While sections of the ILP movement points to ‘non-Indian’ outsiders as its primary concern, that’s a narrative of tactical convenience, given Manipur’s present political status vis-a-vis the Indian Union.

     Manipur’s Imphal valley, is witnessing an extraordinary mass movement around the Inner Line permit (ILP) issue, in the face of relentless curfews and Khaki violence. Protesters have been killed and wounded. We remain blissfully unconcerned because no senile ‘Gandhian’ or NCR candle-holding or tricolour self-righteousness is involved. The ILP is an Indian Union government issued travel document that outsider Indian citizens need to enter Arunachal Pradesh, Mizoram and Nagaland (except Dimapur). The non-partisan civic-political coalition called JCILP wants the ILP system to be promulgated in Manipur too. The ILP system was introduced during the late 19th century when the British were making new territorial acquisitions in the present day Northeast by force and adding these newly acquired areas to what  they called India. The ILP was partially developed to secure British commercial interests by maintaining peace without spending resources. British acquisitions that were beyond the inner-line enjoyed considerably more internal autonomy than their Indian counterparts. Such ‘Swaraj’ lapsed with New-Delhi raj. In 1949, the unelected King of Manipur was virtually detained in Shillong and allegedly forced to sign a merger document with the Indian Union.  At that time Manipur had a democratically-elected representative sovereign government in place, led by the Praja Shanti Party, which was of course dismissed by democratic India. New Delhi sponsored democracy has been unstoppable in Manipur ever since.

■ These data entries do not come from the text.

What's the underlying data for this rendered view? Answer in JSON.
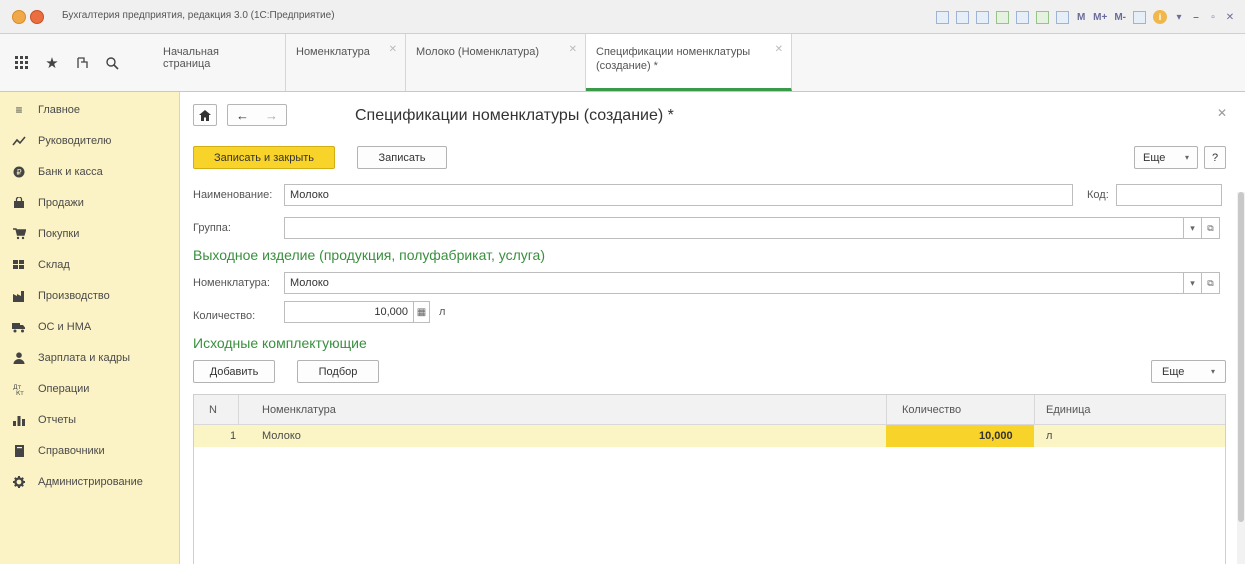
{
  "window": {
    "title": "Бухгалтерия предприятия, редакция 3.0 (1С:Предприятие)",
    "tools": [
      "M",
      "M+",
      "M-"
    ]
  },
  "tabs": [
    {
      "label": "Начальная страница",
      "line2": "",
      "closable": false
    },
    {
      "label": "Номенклатура",
      "line2": "",
      "closable": true
    },
    {
      "label": "Молоко (Номенклатура)",
      "line2": "",
      "closable": true
    },
    {
      "label": "Спецификации номенклатуры",
      "line2": "(создание) *",
      "closable": true,
      "active": true
    }
  ],
  "sidebar": {
    "items": [
      {
        "label": "Главное",
        "icon": "menu-icon"
      },
      {
        "label": "Руководителю",
        "icon": "chart-line-icon"
      },
      {
        "label": "Банк и касса",
        "icon": "coin-icon"
      },
      {
        "label": "Продажи",
        "icon": "bag-icon"
      },
      {
        "label": "Покупки",
        "icon": "cart-icon"
      },
      {
        "label": "Склад",
        "icon": "warehouse-icon"
      },
      {
        "label": "Производство",
        "icon": "factory-icon"
      },
      {
        "label": "ОС и НМА",
        "icon": "truck-icon"
      },
      {
        "label": "Зарплата и кадры",
        "icon": "person-icon"
      },
      {
        "label": "Операции",
        "icon": "operations-icon"
      },
      {
        "label": "Отчеты",
        "icon": "bar-chart-icon"
      },
      {
        "label": "Справочники",
        "icon": "book-icon"
      },
      {
        "label": "Администрирование",
        "icon": "gear-icon"
      }
    ]
  },
  "form": {
    "title": "Спецификации номенклатуры (создание) *",
    "save_close_label": "Записать и закрыть",
    "save_label": "Записать",
    "more_label": "Еще",
    "help_label": "?",
    "name_label": "Наименование:",
    "name_value": "Молоко",
    "code_label": "Код:",
    "code_value": "",
    "group_label": "Группа:",
    "group_value": "",
    "output_section": "Выходное изделие (продукция, полуфабрикат, услуга)",
    "nomenclature_label": "Номенклатура:",
    "nomenclature_value": "Молоко",
    "quantity_label": "Количество:",
    "quantity_value": "10,000",
    "unit_value": "л",
    "components_section": "Исходные комплектующие",
    "add_label": "Добавить",
    "pick_label": "Подбор",
    "table_more_label": "Еще"
  },
  "table": {
    "columns": [
      "N",
      "Номенклатура",
      "Количество",
      "Единица"
    ],
    "rows": [
      {
        "n": "1",
        "nomenclature": "Молоко",
        "quantity": "10,000",
        "unit": "л"
      }
    ]
  },
  "colors": {
    "accent_yellow": "#f8d32a",
    "sidebar_bg": "#fbf3c5",
    "section_green": "#3a8f3f",
    "active_tab_underline": "#3a9a4a"
  }
}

Manipur has no ILP system because it was never part of British India. When the British were busy expanding their India into these areas, the sovereign rulers of Manipur managed to largely preserve Manipur’s centuries’ old distinctiveness, politically, demographically and otherwise. After the 1949 merger, it had no method of regulating the entry of outsiders. The ILP demand is about preserving the communities whose homelands are in Manipur. The ILP demand stems from the reasonable anxiety of being destroyed by superior numbers. The population of Uttar Pradesh is 75 times that of Manipur. But aren’t we all Indians, from Kashmir to Kanyakumari?  Whether we are one people or not, depends on who you ask but what’s certain is that we are co-citizens. The youth of Imphal do not enjoy the freedoms available to the youth of Delhi. Probing those differences may uncover unpalatable truths. Hence, Indian Union’s ‘national’ media showers more concern on the treatment of Manipuri students in Delhi than the condition of actual Manipur.

While sections of the ILP movement points to  ‘non-Indian’ outsiders as its primary concern, that’s a narrative of tactical convenience, given Manipur’s present political status vis-a-vis the Indian Union.

For communities who once enjoyed autonomy to suddenly become ‘small’ or even minority in their homeland is extremely destablising. While the Constitution shows no concern for demographic anxieties within subsets of its population, the anxieties are real, especially in the backdrop of widely varying poverty levels, employment opportunities and total fertility rates from Kashmir to Kanyakumari. Phizo, the Naga statesman, stated in 1951 that “we can easily be submerged and get lost: our culture, our civilisation, our institutions, our nation and all that we had struggled and build up as we are today will be perished without the least benefit to mankind” (emphasis by the present author). No one wants to become a pariah in their homeland. It’s this humane plural vision of the future, to live and let live, that has to be remembered. Can Tamils imagine becoming minority in Tamil Nadu? Can that ever be a good thing? If such a scenario threatens to emerge, can we even imagine the kinds of forces that will be unleashed as a reaction? No people should be pushed to such a corner. ILP for Manipur is an idea whose time has come.